Refugees risk lives climbing onto trains, delay passengers at Chunnel
Simon Gentry's train was delayed for more than 12 hours last night. Not by a mechanical breakdown. Or signal problems. But by desperate migrants and refugees on the tracks.
Gentry wasn't angry. He was sympathetic.
He was one of several hundred passengers on a Eurostar train travelling from Paris to London through the Channel Tunnel. It was held up over night at Calais by asylum seekers who were risking their lives to try to get through the tunnel. Some even tried to climb on top of the train.
"[The on-board crew] felt there were perhaps people on the roof of the train and, if we heard people walking around, please could we alert a member of staff," Gentry tells As It Happens guest host Helen Mann.
The rail company then called in police with helicopters and lights to search the roof. Gentry said he could see people moving in the darkness outside and he could hear movement above him.
"It could have been police," he says. "But we believed it was probably migrants."

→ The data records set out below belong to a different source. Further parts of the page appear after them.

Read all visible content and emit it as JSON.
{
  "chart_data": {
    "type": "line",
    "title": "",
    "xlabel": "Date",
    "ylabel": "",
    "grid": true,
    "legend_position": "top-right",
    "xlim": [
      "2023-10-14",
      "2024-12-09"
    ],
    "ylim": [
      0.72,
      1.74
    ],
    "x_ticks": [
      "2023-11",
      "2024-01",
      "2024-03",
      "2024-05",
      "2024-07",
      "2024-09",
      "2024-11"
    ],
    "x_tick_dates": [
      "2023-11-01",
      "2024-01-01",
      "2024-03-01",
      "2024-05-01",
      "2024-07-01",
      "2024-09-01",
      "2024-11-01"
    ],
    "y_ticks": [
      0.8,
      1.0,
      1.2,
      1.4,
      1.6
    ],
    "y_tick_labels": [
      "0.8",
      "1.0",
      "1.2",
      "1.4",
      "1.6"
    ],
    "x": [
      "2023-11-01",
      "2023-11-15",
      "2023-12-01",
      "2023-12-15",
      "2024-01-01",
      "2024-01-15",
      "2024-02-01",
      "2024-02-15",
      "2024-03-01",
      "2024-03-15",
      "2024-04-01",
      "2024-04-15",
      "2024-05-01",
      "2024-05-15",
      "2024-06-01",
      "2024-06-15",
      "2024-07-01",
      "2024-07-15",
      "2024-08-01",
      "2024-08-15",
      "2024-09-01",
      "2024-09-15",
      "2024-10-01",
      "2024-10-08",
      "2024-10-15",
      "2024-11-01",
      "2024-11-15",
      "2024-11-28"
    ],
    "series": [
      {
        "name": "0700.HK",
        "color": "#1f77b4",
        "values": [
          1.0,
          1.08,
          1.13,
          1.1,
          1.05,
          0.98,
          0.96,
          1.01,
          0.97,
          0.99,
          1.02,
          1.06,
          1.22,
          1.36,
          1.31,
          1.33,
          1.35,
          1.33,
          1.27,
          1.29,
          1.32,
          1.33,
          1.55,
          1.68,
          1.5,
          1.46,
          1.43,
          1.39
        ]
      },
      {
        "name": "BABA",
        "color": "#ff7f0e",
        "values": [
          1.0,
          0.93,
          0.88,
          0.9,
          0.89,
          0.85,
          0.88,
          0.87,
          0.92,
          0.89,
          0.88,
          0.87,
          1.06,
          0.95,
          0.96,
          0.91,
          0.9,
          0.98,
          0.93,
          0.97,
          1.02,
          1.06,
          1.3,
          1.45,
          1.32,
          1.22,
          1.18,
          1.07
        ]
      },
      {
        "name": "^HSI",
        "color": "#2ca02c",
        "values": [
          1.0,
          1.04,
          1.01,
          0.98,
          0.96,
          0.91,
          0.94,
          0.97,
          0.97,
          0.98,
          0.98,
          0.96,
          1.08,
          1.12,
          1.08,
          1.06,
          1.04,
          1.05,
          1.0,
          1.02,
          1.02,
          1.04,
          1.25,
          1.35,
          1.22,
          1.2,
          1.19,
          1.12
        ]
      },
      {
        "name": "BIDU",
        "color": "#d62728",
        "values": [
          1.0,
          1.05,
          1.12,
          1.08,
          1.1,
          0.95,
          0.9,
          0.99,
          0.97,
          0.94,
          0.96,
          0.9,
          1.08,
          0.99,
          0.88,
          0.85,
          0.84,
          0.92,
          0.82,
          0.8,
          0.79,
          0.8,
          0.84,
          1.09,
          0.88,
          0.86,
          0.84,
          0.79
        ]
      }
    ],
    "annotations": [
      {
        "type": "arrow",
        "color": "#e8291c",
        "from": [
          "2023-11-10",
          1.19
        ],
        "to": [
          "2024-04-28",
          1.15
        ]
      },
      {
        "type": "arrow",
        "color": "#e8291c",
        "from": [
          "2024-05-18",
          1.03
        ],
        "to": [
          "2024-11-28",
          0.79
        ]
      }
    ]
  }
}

He says the people surrounding the train were putting themselves in great danger. The train is powered by wires carrying 25,000 volts of electricity. And, if they had succeeded in clinging to the train, they would have moved at about 290 km/h through the Channel Tunnel.
"I was struck by how much sympathy there was [among the passengers]," he says.
"These people must be so desperate, their circumstances must be so appalling, if they are looking to climb on top of a train . . . at some horrendous speed through a tunnel to try and get a better life."
The authorities locked the train and shut off the power -- as well as the lights and air conditioning. Eventually, it was towed to a nearby station. When it finally departed for London at 10 a.m. local time, it had been delayed about 13 hours.
He doesn't know what happened to the people who stopped the train. But he suspects they are still there trying to find another way through the Channel Tunnel.
Gentry says there's no easy answer to the current crisis. And he acknowledges that some in Britain are nervous about accepting large numbers of refugees.
"We want to sort of retain the culture, but also be hospitable and recognize that, 'There but for the grace of God go I,' he says. "And, you know, we'd hope that someone would take us in, if the circumstances were reversed."